You see, King Diamond likes concept albums and horror stories. They're omnipresent in his music, so much so that from my (admittedly limited) perusing of their catalogue they'd seem to be unavoidable, and so it's natural that Them would follow in their wake. So why is it okay for one band to do a corny horror concept album and not the other? Well, the key difference is that while "Abigail" is a concept album, it doesn't force that fact down your throat. If you wish to, you're more than welcome to completely ignore the story and simply enjoy the album for the badass heavy metal riffing and vocals. The second half of Sweet Hollow, however, seems to stop caring about the music entirely and hones in squarely on the storyline - vocals are cut down to make way for narrative segments that add absolutely nothing to the music and a lot of the more interesting singing is replaced with simple, formulaic thrash-style vocal lines.
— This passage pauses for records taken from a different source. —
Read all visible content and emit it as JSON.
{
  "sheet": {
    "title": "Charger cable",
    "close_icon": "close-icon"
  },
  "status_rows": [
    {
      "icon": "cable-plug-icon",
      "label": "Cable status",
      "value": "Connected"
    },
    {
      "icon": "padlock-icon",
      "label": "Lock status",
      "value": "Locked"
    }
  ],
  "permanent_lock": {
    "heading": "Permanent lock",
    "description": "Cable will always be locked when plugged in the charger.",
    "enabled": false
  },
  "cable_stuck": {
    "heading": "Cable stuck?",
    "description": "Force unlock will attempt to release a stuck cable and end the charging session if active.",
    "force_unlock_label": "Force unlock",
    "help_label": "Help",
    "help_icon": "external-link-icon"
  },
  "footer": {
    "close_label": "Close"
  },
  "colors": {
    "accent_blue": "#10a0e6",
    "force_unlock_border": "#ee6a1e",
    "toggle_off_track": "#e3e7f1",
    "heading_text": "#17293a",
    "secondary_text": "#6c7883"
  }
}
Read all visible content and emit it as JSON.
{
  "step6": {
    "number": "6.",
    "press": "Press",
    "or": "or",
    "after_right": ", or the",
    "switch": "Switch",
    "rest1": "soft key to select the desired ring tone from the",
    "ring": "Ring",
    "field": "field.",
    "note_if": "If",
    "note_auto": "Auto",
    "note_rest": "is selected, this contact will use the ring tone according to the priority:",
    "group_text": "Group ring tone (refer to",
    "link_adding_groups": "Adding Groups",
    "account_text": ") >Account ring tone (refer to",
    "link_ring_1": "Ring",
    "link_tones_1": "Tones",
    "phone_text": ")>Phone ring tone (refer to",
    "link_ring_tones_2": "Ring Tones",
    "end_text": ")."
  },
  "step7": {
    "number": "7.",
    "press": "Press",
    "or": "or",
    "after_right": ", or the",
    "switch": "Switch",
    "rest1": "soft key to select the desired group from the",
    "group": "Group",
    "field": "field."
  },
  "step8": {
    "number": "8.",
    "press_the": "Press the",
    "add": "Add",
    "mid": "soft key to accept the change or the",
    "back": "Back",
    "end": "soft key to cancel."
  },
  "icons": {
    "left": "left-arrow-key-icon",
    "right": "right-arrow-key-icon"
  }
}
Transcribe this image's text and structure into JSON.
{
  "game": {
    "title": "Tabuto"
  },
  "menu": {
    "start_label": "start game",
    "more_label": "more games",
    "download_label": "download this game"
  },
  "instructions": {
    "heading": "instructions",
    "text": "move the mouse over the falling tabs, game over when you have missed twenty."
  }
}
The composition also gets a whole lot more lazy and the music itself is nowhere near creative enough to give the band grounds for it - while "Just at the final moment, I hear her final plea/How could you do this father? How could you hurt me?" is quite a nice rhyming couplet, it's nowhere near good or catchy enough to justify the sheer goddamn number of times it gets repeated in 'When The Clock Struck Twelve', and by the end of the song it's grating and leaves no room for even a remote desire to hear it again. If you're going to try and make a seven-minute epic to close out a heavy metal album, you need to be prepared to do more with it than slap a few narrated sections in and repeat the same verse/chorus' vocal lines again and again ad nauseam with no variation.

To conclude, I would heavily advise against listening to this album. Maybe Them's future work is better and this is nothing more than a case of a shaky debut, but as it stands Sweet Hollow takes King Diamond's sound and combines it with the worst aspects of whatever album comes to mind for you when you think "shitty thrash" and the Carach Angren trainwreck that goes by the name 'This Is No Fairytale'. If there's anyone else like me reading, who stumbled across this band with no knowledge of King Diamond, just go listen to "Abigail" instead. It doesn't drag itself out like this, it's more creative and... well, it's just better in about every possible way. It's hard to justify Sweet Hollow's existence except as an album for absolute King Diamond fanatics who've heard everything from that band and are left craving more... But even then, are you really this desperate?